March 07, 2022
EUR/USD: EUR/USD has extended its four-week downtrend towards hitting a fresh multi-day low as the trading week begins. That said, the major currency pair dropped to the lowest levels last seen during May 2020 before taking a breather around 1.0860. The bears, however, keep reins amid broad risk-off mood and escalating pressure on the Fed to lift benchmark rates at a faster pace due to increasing inflation. An upbeat US jobs report and hawkish comments from Chicago Fed President and FOMC member Charles Evans act as an additional bearish indicator for the EUR/USD prices. The US jobs report for February showed that the headline Nonfarm Payrolls (NFP) rose by 678K, well above the median forecast of a 400K figure and upwardly revised 484K prior. On the same line, the Unemployment Rate dropped to 3.8% versus 4.0% previous readings and 3.9% expected.
AUD/JPY: AUD/JPY has been supported in the open due to a spike in global commodity prices spurred by Russia’s invasion of Ukraine.

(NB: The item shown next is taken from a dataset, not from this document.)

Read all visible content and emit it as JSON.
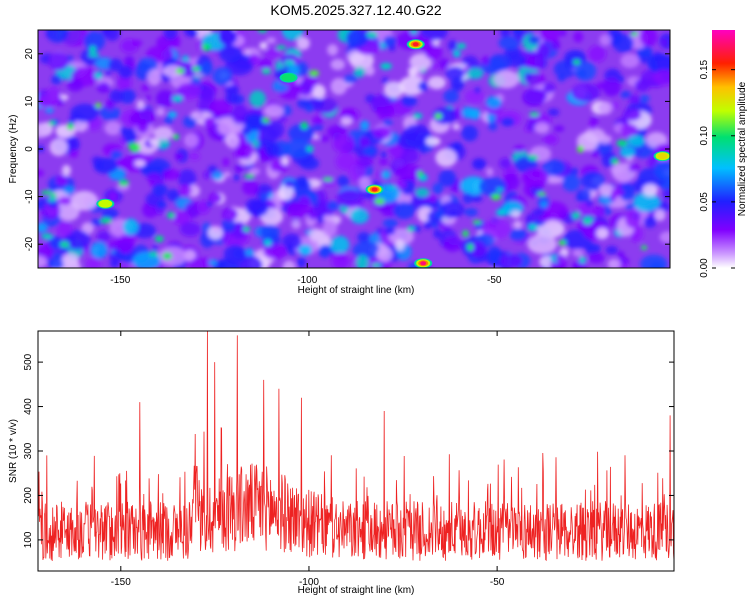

The fears of an inflation shock in the world economy as oil soars on the prospects of a ban on Russian crude supplies as lifted the commodity-linked currency, AUD. Meanwhile, AUD/JPY, which usually walks toe to toe with risk sentiment with a high beat to global stocks, is rallying despite the sell-off in US futures and the Nikkie on Monday. The S&P 500 futures are off by over 1.5%, while the Nikkei is losing 2.9% at the time of writing. Additionally, the AUD surplus is a supporting factor and US dollar receipts in commodities sold will be something that traders will continue to weigh up for the forthcoming weeks.
XAU/USD: Despite recently easing from the $2,000 threshold, gold (XAU/USD) prices remain on the front foot around a 19-month high as traders seek risk-safety amid the ongoing Russia-Ukraine jitters. The quote eases to $1,988, up 1.0% on a day, while heading into Monday’s European session. The yellow metal refreshed multi-day high earlier in Asia as risk-off escalated on the weekend news suggesting Russia’s intensified military invasion of Ukraine. On the same line were comments from the West suggesting an oil import ban from Russia. Recently, Bloomberg said that the US also weighs acting without allies on the ban of Russian oil imports. It’s worth noting that Russia’s stand as the world’s third-biggest oil producer adds to the global supply crunch and strengthens commodities additionally. As a result, gold buyers are likely to keep reins, but the pullback moves can’t be ruled out should this week’s US inflation figures favor the faster Fed rate-hikes.